Eritrea officially denies the allegations and accuses the rights watchdogs of refusing to hear Asmara's version of the story. Addis Ababa criticised the methodology used in collecting information, and suggested the informants may have been biased. It nonetheless vowed to investigate the matter.
On Wednesday, Ethiopia took at least 50 diplomats accredited to Addis Ababa to Makelle as part of efforts to fight back the allegations of hindering humanitarian aid delivery.
But the US continued to demand that Eritrean troops and Amhara militia leave Tigray as soon as possible.
Appearing before the Foreign Relations Committee of the House of Representatives in the Congress, Secretary of State Antony Blinken suggested there had been "ethnic cleansing" in Tigray, and demanded an independent investigation into the matter.

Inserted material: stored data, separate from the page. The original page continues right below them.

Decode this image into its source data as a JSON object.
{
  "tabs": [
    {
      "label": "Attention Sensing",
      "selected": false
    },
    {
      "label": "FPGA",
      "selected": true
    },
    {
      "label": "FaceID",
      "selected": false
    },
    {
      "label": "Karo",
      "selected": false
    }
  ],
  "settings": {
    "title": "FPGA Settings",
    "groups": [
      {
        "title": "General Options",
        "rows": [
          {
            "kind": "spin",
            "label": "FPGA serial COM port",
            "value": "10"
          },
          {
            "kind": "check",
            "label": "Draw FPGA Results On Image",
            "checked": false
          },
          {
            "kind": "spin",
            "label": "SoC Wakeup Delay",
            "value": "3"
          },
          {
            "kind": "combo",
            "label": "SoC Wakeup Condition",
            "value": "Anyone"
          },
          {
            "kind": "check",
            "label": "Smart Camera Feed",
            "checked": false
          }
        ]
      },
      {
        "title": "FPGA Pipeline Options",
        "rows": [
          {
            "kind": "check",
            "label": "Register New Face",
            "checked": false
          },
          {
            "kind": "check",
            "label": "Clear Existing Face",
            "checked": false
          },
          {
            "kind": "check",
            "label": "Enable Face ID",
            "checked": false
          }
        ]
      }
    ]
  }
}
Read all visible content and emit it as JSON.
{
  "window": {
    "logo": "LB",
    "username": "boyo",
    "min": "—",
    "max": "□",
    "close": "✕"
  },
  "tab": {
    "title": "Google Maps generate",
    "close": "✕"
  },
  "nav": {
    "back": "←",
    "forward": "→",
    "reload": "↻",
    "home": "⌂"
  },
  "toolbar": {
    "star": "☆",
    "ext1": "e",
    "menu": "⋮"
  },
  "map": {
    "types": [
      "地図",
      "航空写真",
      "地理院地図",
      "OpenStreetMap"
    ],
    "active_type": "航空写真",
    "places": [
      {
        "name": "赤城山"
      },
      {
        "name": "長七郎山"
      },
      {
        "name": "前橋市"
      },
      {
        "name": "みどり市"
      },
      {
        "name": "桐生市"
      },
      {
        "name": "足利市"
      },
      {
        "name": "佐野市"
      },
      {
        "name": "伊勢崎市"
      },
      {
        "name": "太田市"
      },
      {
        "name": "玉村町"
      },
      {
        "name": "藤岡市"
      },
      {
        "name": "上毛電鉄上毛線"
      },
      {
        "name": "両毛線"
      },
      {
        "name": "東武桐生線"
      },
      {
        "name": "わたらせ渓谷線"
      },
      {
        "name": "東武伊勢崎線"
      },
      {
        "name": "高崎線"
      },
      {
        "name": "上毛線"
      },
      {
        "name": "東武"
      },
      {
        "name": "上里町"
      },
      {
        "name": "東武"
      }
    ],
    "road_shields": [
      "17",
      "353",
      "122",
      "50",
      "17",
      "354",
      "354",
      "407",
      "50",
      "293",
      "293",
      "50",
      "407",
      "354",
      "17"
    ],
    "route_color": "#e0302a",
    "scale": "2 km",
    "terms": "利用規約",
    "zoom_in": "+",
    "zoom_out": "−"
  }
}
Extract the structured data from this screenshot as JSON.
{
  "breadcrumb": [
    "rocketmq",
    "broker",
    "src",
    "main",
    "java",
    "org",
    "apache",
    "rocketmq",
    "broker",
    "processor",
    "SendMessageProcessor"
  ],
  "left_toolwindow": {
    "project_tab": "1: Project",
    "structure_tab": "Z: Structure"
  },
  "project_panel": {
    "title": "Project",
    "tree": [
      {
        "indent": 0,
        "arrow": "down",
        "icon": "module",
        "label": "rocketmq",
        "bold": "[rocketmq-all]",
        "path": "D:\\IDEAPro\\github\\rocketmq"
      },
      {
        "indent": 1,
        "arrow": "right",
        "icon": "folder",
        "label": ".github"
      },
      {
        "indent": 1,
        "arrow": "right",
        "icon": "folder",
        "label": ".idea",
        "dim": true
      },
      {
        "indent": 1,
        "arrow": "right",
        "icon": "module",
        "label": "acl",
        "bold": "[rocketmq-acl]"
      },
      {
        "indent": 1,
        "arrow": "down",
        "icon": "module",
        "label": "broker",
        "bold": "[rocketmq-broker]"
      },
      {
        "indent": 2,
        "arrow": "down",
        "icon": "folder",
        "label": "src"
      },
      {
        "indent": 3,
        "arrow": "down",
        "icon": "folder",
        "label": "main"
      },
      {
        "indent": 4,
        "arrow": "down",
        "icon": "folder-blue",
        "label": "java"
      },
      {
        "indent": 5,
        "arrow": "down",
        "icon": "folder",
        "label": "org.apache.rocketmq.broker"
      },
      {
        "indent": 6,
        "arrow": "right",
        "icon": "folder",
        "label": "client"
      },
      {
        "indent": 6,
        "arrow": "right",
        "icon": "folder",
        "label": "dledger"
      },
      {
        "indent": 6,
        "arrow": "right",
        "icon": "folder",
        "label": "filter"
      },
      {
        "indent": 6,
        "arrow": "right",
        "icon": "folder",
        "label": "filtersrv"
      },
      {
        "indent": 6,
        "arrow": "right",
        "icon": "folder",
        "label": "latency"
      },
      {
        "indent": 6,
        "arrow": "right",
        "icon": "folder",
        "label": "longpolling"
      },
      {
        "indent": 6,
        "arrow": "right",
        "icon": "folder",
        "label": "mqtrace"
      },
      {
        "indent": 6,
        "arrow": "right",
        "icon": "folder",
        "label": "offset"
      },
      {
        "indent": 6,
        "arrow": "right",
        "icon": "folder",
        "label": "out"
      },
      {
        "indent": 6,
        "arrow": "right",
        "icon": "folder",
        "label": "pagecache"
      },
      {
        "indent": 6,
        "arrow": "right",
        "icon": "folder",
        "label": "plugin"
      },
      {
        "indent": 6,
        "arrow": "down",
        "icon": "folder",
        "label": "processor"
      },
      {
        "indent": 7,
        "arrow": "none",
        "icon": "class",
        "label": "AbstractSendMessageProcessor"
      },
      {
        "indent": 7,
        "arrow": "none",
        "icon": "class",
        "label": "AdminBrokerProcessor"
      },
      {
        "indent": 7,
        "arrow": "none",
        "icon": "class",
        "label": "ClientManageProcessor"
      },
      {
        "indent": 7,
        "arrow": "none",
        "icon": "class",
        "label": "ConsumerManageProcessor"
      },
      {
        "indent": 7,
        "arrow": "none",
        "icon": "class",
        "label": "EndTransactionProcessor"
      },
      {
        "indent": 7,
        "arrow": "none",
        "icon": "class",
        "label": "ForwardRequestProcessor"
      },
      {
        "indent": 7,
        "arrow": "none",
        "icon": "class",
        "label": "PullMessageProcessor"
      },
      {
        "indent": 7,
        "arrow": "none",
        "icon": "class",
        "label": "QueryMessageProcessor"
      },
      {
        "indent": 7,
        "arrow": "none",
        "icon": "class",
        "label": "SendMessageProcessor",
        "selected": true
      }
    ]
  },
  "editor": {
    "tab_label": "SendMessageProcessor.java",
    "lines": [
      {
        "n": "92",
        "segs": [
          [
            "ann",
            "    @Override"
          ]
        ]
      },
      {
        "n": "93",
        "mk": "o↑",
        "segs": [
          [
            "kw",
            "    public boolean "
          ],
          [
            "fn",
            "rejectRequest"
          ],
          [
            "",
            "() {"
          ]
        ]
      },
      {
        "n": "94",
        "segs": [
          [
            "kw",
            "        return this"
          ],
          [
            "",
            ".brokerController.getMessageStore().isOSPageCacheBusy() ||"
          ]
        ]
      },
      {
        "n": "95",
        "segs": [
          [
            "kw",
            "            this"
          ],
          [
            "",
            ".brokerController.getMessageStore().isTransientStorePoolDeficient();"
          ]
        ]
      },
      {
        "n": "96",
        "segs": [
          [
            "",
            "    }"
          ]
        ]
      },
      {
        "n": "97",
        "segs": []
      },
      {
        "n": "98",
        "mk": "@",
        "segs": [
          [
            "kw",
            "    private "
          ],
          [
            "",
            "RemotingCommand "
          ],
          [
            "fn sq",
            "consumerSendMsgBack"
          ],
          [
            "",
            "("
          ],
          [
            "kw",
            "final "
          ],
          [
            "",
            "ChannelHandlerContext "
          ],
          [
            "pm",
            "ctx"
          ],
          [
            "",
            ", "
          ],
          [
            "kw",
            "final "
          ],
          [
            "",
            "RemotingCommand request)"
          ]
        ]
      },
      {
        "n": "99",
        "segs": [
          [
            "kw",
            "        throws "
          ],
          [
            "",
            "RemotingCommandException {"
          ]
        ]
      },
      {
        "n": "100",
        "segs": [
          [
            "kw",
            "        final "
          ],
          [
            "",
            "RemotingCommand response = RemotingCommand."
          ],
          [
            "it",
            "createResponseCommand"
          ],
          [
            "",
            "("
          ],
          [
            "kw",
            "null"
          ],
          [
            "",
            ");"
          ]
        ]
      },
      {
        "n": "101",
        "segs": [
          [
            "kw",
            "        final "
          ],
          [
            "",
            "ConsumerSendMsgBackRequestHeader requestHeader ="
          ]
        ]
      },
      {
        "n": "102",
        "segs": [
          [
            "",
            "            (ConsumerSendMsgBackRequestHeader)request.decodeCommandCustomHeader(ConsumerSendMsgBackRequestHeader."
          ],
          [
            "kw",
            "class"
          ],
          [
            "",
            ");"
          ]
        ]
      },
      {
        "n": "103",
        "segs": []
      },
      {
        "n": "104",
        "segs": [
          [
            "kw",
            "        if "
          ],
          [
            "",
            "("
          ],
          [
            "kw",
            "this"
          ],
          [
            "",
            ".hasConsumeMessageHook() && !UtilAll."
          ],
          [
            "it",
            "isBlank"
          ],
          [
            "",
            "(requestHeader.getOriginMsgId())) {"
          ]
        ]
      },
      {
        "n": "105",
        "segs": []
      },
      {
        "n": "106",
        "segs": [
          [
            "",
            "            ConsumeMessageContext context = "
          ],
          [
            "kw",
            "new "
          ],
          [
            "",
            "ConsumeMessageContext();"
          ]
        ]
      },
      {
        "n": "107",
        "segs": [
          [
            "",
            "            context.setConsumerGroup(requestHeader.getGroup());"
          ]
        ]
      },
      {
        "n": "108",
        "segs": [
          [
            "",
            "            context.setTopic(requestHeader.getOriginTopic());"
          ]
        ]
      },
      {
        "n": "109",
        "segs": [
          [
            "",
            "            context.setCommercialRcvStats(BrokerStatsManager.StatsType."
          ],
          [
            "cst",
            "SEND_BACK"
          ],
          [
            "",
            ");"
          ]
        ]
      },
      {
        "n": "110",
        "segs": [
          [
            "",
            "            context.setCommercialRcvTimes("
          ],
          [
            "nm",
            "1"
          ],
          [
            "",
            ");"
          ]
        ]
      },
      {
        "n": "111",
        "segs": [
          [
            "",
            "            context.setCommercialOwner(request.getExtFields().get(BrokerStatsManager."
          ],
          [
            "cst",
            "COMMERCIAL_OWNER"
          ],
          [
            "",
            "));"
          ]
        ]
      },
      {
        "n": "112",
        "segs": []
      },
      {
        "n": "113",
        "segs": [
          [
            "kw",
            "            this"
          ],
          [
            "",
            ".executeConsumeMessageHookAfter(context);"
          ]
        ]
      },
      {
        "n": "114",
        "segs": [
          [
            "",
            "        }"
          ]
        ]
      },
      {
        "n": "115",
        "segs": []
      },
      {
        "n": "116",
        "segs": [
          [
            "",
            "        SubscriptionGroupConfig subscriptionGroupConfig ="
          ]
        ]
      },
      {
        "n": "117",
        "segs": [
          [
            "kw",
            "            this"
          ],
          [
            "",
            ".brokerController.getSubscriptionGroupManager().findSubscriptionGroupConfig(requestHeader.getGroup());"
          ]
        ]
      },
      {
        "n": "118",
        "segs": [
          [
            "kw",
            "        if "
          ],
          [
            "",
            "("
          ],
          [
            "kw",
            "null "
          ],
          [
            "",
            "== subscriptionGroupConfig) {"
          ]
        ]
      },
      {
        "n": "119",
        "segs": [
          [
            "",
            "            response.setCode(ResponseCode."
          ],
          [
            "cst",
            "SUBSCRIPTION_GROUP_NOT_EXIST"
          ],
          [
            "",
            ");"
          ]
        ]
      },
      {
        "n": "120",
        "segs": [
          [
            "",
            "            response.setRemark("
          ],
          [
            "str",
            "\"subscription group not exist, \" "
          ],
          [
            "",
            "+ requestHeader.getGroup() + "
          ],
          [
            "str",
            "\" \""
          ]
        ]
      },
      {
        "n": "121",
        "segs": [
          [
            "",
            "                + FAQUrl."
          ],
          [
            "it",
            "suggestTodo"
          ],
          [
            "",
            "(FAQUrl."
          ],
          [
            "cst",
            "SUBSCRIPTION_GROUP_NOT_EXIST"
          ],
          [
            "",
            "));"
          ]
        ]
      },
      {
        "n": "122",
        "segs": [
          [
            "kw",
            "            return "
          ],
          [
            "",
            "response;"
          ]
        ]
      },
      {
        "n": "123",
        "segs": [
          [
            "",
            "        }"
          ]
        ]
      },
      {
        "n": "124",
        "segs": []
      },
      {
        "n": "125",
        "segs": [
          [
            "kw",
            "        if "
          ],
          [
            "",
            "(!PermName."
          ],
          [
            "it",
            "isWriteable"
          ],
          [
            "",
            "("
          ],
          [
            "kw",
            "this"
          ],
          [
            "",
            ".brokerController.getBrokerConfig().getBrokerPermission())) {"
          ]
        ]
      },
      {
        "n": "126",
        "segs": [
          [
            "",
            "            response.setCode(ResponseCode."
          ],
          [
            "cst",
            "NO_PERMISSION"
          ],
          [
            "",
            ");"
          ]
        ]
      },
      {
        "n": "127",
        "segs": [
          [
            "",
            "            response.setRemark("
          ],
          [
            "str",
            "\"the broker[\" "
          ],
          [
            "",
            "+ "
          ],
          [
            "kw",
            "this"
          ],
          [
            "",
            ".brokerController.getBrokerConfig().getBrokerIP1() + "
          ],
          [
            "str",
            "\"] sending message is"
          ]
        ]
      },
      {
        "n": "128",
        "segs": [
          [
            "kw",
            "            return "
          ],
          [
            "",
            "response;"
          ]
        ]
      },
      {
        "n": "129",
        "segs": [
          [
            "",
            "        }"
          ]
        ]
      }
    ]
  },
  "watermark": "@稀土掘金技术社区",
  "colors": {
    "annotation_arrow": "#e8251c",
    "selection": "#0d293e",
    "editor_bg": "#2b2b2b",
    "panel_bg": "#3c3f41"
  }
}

"I very much understand the concerns, for example, that the [Ethiopian] Prime Minister had about the TPLF and its actions, but the situation in Tigray today is unacceptable and has to change," the US diplomat told the Committee.
He suggested that Ethiopia should deploy forces "that will not abuse the human rights of the people of Tigray or commit acts of ethnic cleansing, which we've seen in western Tigray."
"We need to get an independent investigation into what took place there, and we need some kind of process, a reconciliation process so that the country can move forward politically."
However, with the choice of the African Commission on Human and People's Rights, there is little chance perpetrators could be brought to justice.
The 11-member Commission, based in Banjul, the Gambia, is a quasi-judicial organ that is meant to protect human rights in Africa as well as interpreting and considering complaints on violations of the African Charter on Human and People's Rights.
The commission, currently chaired by Ethiopian Solomon Dersso, can investigate rights violations, but lacks any powers for enforcement, meaning they rely on individual member states to act. In fact, traditionally, the Commission often recommends rather than directs action. In its 33-year history, no member state has ever filed a petition for interpretation, regarding the Charter on African Human and People's Rights.